Les quelque 1 000 titres de la presse clandestine sont noyés au milieu de tous les autres périodiques auxquels vous pouvez accéder par le moteur de recherche de Gallica en sélectionnant la rubrique « Presse ». Pour travailler sur cette presse clandestine, quelques informations et conseils :
- Vous trouverez sur notre site www.fondationresistance.org, avec l’autorisation de la BnF, la « liste des 1 000 titres de la BnF », avec la référence de leur cote dans le Catalogue des périodiques clandestins diffusés en France de 1939 à 1945 édité par elle en 1954. Téléchargez ou imprimez la liste (accessible sur la page d’accueil de notre site, à droite), car cette cote est essentielle pour votre consultation.
- En effet, pour tout titre que vous voulez consulter, le seul moyen infaillible de tomber pile dessus est le suivant : dans l’onglet « recherche avancée » de Gallica, faites une recherche par la cote du journal, presque toujours du type RES-G-1470 et un numéro entre parenthèses.
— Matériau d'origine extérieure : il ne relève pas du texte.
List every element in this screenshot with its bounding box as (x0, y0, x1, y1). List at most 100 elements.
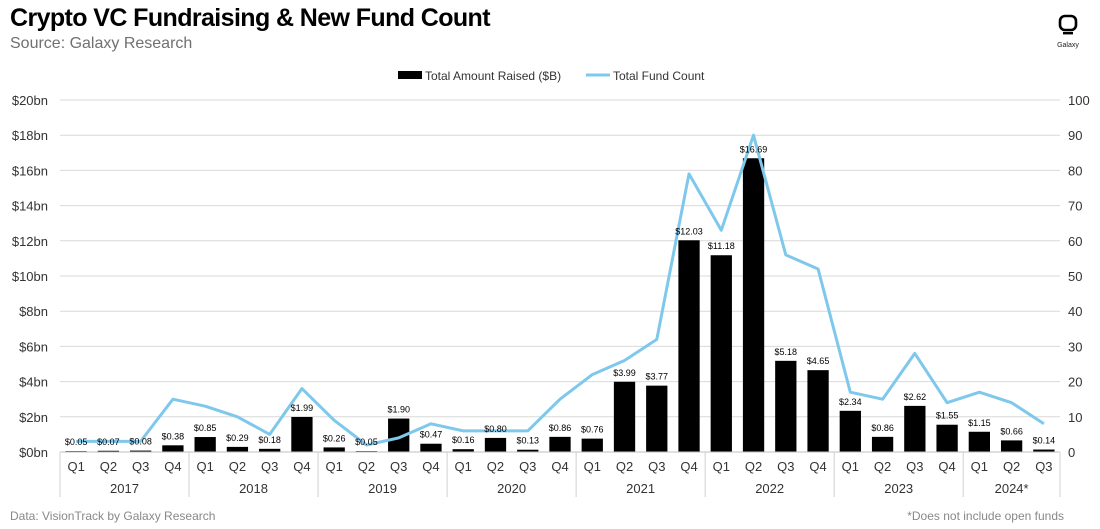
year-label: 2024* (995, 481, 1029, 496)
bar (517, 449, 539, 452)
x-tick-label: Q3 (906, 459, 923, 474)
bar (710, 255, 732, 452)
bar (162, 445, 184, 452)
bar-data-label: $0.76 (581, 425, 604, 435)
bar (742, 158, 765, 453)
y-right-tick-label: 80 (1068, 163, 1082, 178)
legend-line-label: Total Fund Count (613, 69, 705, 83)
y-axis-right: 0 10 20 30 40 50 60 70 80 90 100 (1068, 93, 1090, 460)
bar-data-label: $0.85 (194, 423, 217, 433)
bar (904, 405, 926, 452)
x-tick-label: Q1 (67, 459, 84, 474)
y-left-tick-label: $0bn (19, 445, 48, 460)
y-right-tick-label: 30 (1068, 339, 1082, 354)
bar-data-label: $0.14 (1033, 436, 1056, 446)
y-right-tick-label: 0 (1068, 445, 1075, 460)
year-label: 2019 (368, 481, 397, 496)
data-source-note: Data: VisionTrack by Galaxy Research (10, 509, 216, 523)
footnote: *Does not include open funds (907, 509, 1064, 523)
bar-data-label: $0.29 (226, 433, 249, 443)
bar (839, 410, 861, 452)
x-axis: Q1 Q2 Q3 Q4 Q1 Q2 Q3 Q4 Q1 Q2 Q3 Q4 Q1 Q2 Q3 Q4 Q1 Q2 Q3 Q4… (59, 451, 1061, 497)
bar-data-label: $1.55 (936, 411, 959, 421)
bar (613, 381, 636, 452)
bar-data-label: $1.15 (968, 418, 991, 428)
bar-data-label: $1.90 (387, 405, 410, 415)
bar-data-label: $3.77 (646, 372, 669, 382)
bar (646, 385, 668, 452)
y-left-tick-label: $12bn (12, 234, 48, 249)
x-tick-label: Q4 (293, 459, 310, 474)
bar (581, 438, 603, 452)
fund-count-line (76, 133, 1045, 447)
y-right-tick-label: 50 (1068, 269, 1082, 284)
bar-series (65, 158, 1055, 453)
x-tick-label: Q3 (777, 459, 794, 474)
y-left-tick-label: $8bn (19, 304, 48, 319)
bar-data-label: $0.47 (420, 430, 443, 440)
bar-data-label: $16.69 (740, 144, 768, 154)
bar-data-label: $12.03 (675, 226, 703, 236)
data-labels: $0.05 $0.07 $0.08 $0.38 $0.85 $0.29 $0.18 $1.99… (65, 144, 1055, 447)
x-tick-label: Q4 (164, 459, 181, 474)
y-axis-left: $0bn $2bn $4bn $6bn $8bn $10bn $12bn $14bn $16bn… (12, 93, 48, 460)
gridlines (60, 99, 1060, 418)
x-tick-label: Q3 (390, 459, 407, 474)
year-label: 2018 (239, 481, 268, 496)
x-tick-label: Q4 (809, 459, 826, 474)
bar (1000, 440, 1023, 452)
bar (549, 436, 571, 452)
bar (484, 437, 507, 452)
bar (259, 448, 281, 452)
x-tick-label: Q2 (616, 459, 633, 474)
x-tick-label: Q2 (487, 459, 504, 474)
x-tick-label: Q4 (422, 459, 439, 474)
bar (452, 449, 474, 452)
bar-data-label: $2.62 (904, 392, 927, 402)
x-tick-label: Q1 (842, 459, 859, 474)
x-tick-label: Q3 (261, 459, 278, 474)
year-label: 2021 (626, 481, 655, 496)
x-tick-label: Q4 (551, 459, 568, 474)
bar (968, 431, 990, 452)
bar-data-label: $3.99 (613, 368, 636, 378)
bar-data-label: $0.80 (484, 424, 507, 434)
y-left-tick-label: $4bn (19, 375, 48, 390)
bar-data-label: $4.65 (807, 356, 830, 366)
y-left-tick-label: $16bn (12, 163, 48, 178)
chart-subtitle: Source: Galaxy Research (10, 35, 193, 52)
bar-data-label: $0.86 (549, 423, 572, 433)
bar-data-label: $0.38 (162, 431, 185, 441)
y-right-tick-label: 90 (1068, 128, 1082, 143)
y-right-tick-label: 100 (1068, 93, 1090, 108)
bar-data-label: $0.05 (65, 437, 88, 447)
x-tick-label: Q3 (648, 459, 665, 474)
y-right-tick-label: 20 (1068, 375, 1082, 390)
bar (130, 450, 152, 452)
y-left-tick-label: $6bn (19, 339, 48, 354)
bar (388, 418, 410, 452)
y-right-tick-label: 10 (1068, 410, 1082, 425)
bar (97, 450, 120, 452)
bar-data-label: $0.16 (452, 435, 475, 445)
bar-data-label: $0.13 (516, 436, 539, 446)
x-tick-label: Q2 (874, 459, 891, 474)
x-tick-label: Q1 (971, 459, 988, 474)
bar (323, 447, 345, 452)
legend-bar-label: Total Amount Raised ($B) (425, 69, 561, 83)
x-tick-label: Q4 (938, 459, 955, 474)
bar (678, 240, 700, 452)
y-right-tick-label: 40 (1068, 304, 1082, 319)
bar (291, 416, 313, 452)
year-label: 2023 (884, 481, 913, 496)
bar-data-label: $0.66 (1000, 426, 1023, 436)
bar-data-label: $0.05 (355, 437, 378, 447)
y-left-tick-label: $10bn (12, 269, 48, 284)
x-tick-label: Q1 (196, 459, 213, 474)
bar (420, 443, 442, 452)
line-series (76, 133, 1045, 447)
year-label: 2017 (110, 481, 139, 496)
bar (194, 437, 216, 452)
x-tick-label: Q3 (519, 459, 536, 474)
Le plus simple est de la copier-coller à partir du fichier des 1 000 titres. Si vous la retapez, respectez exactement les majuscules et la ponctuation.
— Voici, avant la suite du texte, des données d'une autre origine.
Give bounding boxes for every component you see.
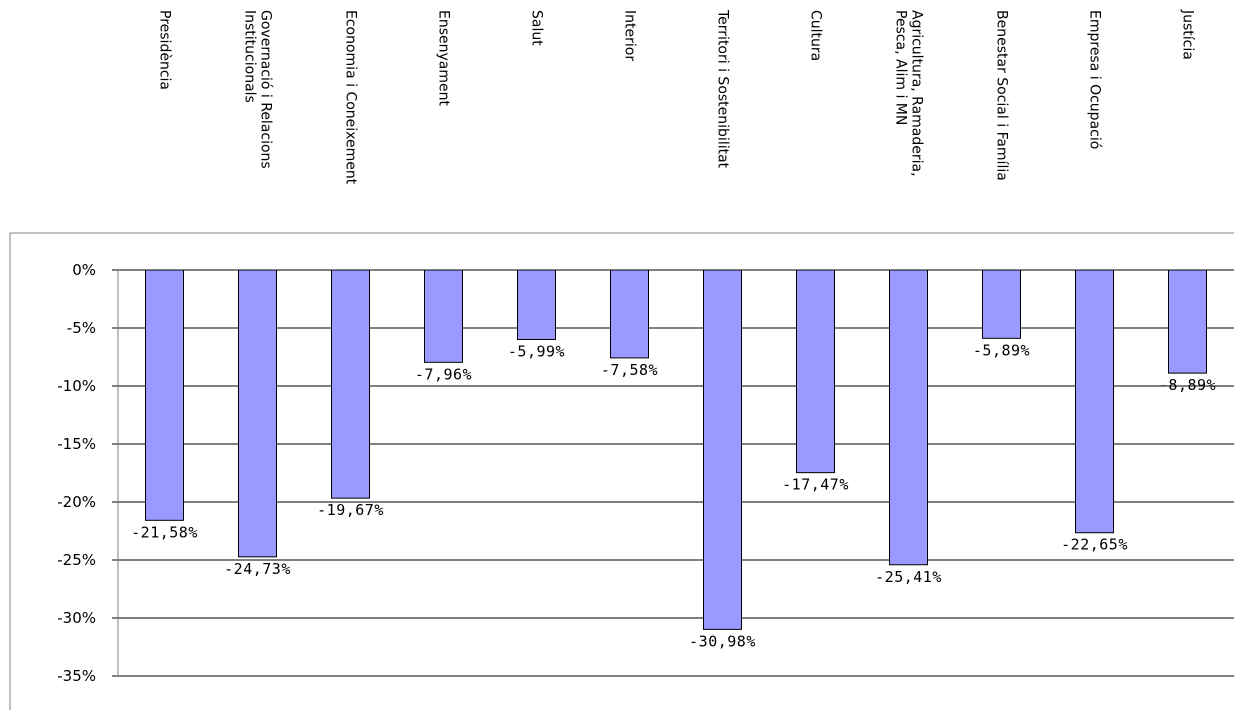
category-label-line: Governació i Relacions [258, 10, 274, 169]
y-tick-label: -25% [57, 551, 96, 569]
gridlines [112, 269, 1234, 677]
bar [331, 269, 370, 499]
category-label-line: Economia i Coneixement [343, 10, 359, 185]
data-label: -24,73% [224, 560, 291, 578]
y-tick-label: -10% [57, 377, 96, 395]
data-labels: -21,58% -24,73% -19,67% -7,96% -5,99% -7,58% -… [131, 341, 1216, 650]
bar [610, 269, 649, 359]
category-label: Salut [529, 10, 545, 46]
bar [424, 269, 463, 363]
category-label: Territori i Sostenibilitat [715, 9, 731, 169]
bar [1075, 269, 1114, 534]
category-label-line: Ensenyament [436, 10, 452, 106]
category-label: Benestar Social i Família [994, 10, 1010, 181]
category-label-line: Benestar Social i Família [994, 10, 1010, 181]
data-label: -8,89% [1159, 376, 1216, 394]
bar [889, 269, 928, 566]
category-label: Cultura [808, 10, 824, 61]
y-tick-label: -15% [57, 435, 96, 453]
bar [238, 269, 277, 558]
category-label: Justícia [1180, 9, 1196, 60]
data-label: -7,96% [415, 365, 472, 383]
category-label-line: Interior [622, 10, 638, 61]
category-label-line: Cultura [808, 10, 824, 61]
data-label: -19,67% [317, 501, 384, 519]
bar [145, 269, 184, 521]
data-label: -22,65% [1061, 536, 1128, 554]
category-label-line: Pesca, Alim i MN [893, 10, 909, 125]
category-label-line: Institucionals [242, 10, 258, 103]
category-label-line: Territori i Sostenibilitat [715, 9, 731, 169]
data-label: -5,89% [973, 341, 1030, 359]
category-label-line: Empresa i Ocupació [1087, 10, 1103, 149]
y-tick-label: -35% [57, 667, 96, 685]
y-tick-label: -30% [57, 609, 96, 627]
category-labels: Presidència Governació i RelacionsInstitu… [157, 9, 1196, 185]
category-label: Interior [622, 10, 638, 61]
category-label: Agricultura, Ramaderia,Pesca, Alim i MN [893, 10, 925, 177]
data-label: -25,41% [875, 568, 942, 586]
category-label-line: Presidència [157, 10, 173, 90]
bar [982, 269, 1021, 339]
bars [145, 269, 1207, 630]
bar [703, 269, 742, 630]
category-label-line: Justícia [1180, 9, 1196, 60]
axes: 0% -5% -10% -15% -20% -25% -30% -35% [9, 232, 1234, 710]
category-label: Economia i Coneixement [343, 10, 359, 185]
data-label: -17,47% [782, 476, 849, 494]
data-label: -21,58% [131, 523, 198, 541]
data-label: -7,58% [601, 361, 658, 379]
bar [517, 269, 556, 340]
category-label: Ensenyament [436, 10, 452, 106]
bar [1168, 269, 1207, 374]
data-label: -30,98% [689, 632, 756, 650]
y-tick-label: -5% [67, 319, 96, 337]
bar [796, 269, 835, 474]
y-tick-label: 0% [72, 261, 96, 279]
category-label: Empresa i Ocupació [1087, 10, 1103, 149]
category-label-line: Salut [529, 10, 545, 46]
category-label: Presidència [157, 10, 173, 90]
data-label: -5,99% [508, 342, 565, 360]
y-tick-label: -20% [57, 493, 96, 511]
category-label-line: Agricultura, Ramaderia, [909, 10, 925, 177]
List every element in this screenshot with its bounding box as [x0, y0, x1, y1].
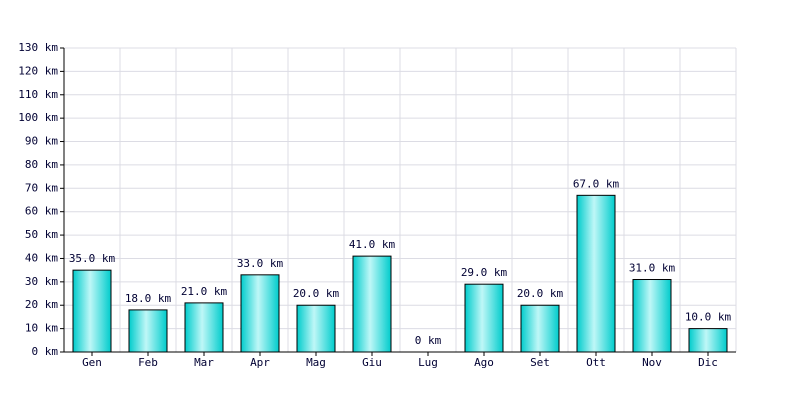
bar	[576, 194, 616, 353]
x-tick-label: Apr	[250, 356, 270, 369]
bar	[688, 328, 728, 353]
value-label: 0 km	[415, 334, 442, 347]
y-tick-label: 10 km	[25, 322, 58, 335]
y-tick-label: 20 km	[25, 298, 58, 311]
y-tick-label: 100 km	[18, 111, 58, 124]
bar	[72, 269, 112, 353]
x-tick-label: Ago	[474, 356, 494, 369]
bar	[352, 255, 392, 353]
y-tick-label: 40 km	[25, 251, 58, 264]
value-label: 41.0 km	[349, 238, 396, 251]
x-tick-label: Mar	[194, 356, 214, 369]
bar	[464, 283, 504, 353]
y-tick-label: 80 km	[25, 158, 58, 171]
value-label: 10.0 km	[685, 311, 732, 324]
y-tick-label: 70 km	[25, 181, 58, 194]
value-label: 21.0 km	[181, 285, 228, 298]
x-tick-label: Set	[530, 356, 550, 369]
bar	[184, 302, 224, 353]
x-tick-label: Nov	[642, 356, 662, 369]
x-tick-label: Ott	[586, 356, 606, 369]
y-tick-label: 120 km	[18, 64, 58, 77]
value-label: 33.0 km	[237, 257, 284, 270]
x-tick-label: Mag	[306, 356, 326, 369]
value-label: 67.0 km	[573, 177, 620, 190]
x-tick-label: Lug	[418, 356, 438, 369]
y-tick-label: 30 km	[25, 275, 58, 288]
bar	[520, 304, 560, 353]
y-tick-label: 110 km	[18, 88, 58, 101]
y-tick-label: 50 km	[25, 228, 58, 241]
x-tick-label: Giu	[362, 356, 382, 369]
x-tick-label: Gen	[82, 356, 102, 369]
value-label: 20.0 km	[293, 287, 340, 300]
bar	[632, 279, 672, 353]
x-tick-label: Dic	[698, 356, 718, 369]
value-label: 35.0 km	[69, 252, 116, 265]
value-label: 31.0 km	[629, 262, 676, 275]
y-tick-label: 60 km	[25, 205, 58, 218]
value-label: 29.0 km	[461, 266, 508, 279]
y-tick-label: 0 km	[32, 345, 59, 358]
bar	[128, 309, 168, 353]
bar	[240, 274, 280, 353]
y-tick-label: 130 km	[18, 41, 58, 54]
y-tick-label: 90 km	[25, 135, 58, 148]
x-tick-label: Feb	[138, 356, 158, 369]
value-label: 20.0 km	[517, 287, 564, 300]
bar	[296, 304, 336, 353]
value-label: 18.0 km	[125, 292, 172, 305]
Autrement, si vous recherchez par le titre, vous devrez faire un copier-coller du titre et du sous-titre à partir du fichier des 1 000 titres, étant donné la multitude des journaux légaux ou illégaux s’intitulant Libération, Combat, etc…
Exemple : pour accéder au journal du mouvement clandestin Libération-nord, il faut taper dans le moteur de recherche de Gallica, rubrique Presse : libération Paris 1940.
Et pour le journal du mouvement Libération-sud : libération organe du directoire des forces de libération françaises
La « recherche avancée » par la cote est vraiment le moyen le plus sûr et le plus rapide… - Si vous voulez découvrir cette presse, vous pouvez aussi télécharger ou imprimer sur notre site une liste commentée de 25 journaux clandestins parmi les plus importants (voir ci-dessous les pistes pédagogiques pour le CNRD).
Avertissement sur les spécificités de la collection de presse clandestine de la BnF et sur la presse clandestine en général
La collection de la BnF est très hétérogène. Pour un même titre vous pouvez tomber, d’un numéro à l’autre sur :
- un exemplaire original ;
- un exemplaire original annoté manuscritement par la BnF si elle l’a reçu d’un résistant après la guerre (voire sous l’occupation ; certains résistants envoyaient des exemplaires à la BnF en notant dessus, non sans humour : « dépôt légal » !) ;
- un exemplaire original avec des annotations d’autorités de Vichy ( tampon « saisi » ou/et annotations sur la date et le lieu de saisie) ;
- un recopiage dactylographié d’époque ;
- un exemplaire original ou une copie avec des annotations de la France libre (date d’envoi de France et de réception en Angleterre ou à Alger ; tampon du type « commissariat national à l’intérieur France libre – Service L.T.E. documentation ») ;
- un fac-similé réalisé par la France libre pour diffusion dans le monde libre (cartouche « reproduction par photogravure » ou « photo-litho», parfois accompagné d’une mention imprimée : « Comité national français ») ;
- un fac-similé édité après-guerre par d’anciens résistants ;
- une copie réalisée après-guerre par la BnF, généralement par photographie (quand le détenteur de l’original ne voulait pas le céder à la BnF).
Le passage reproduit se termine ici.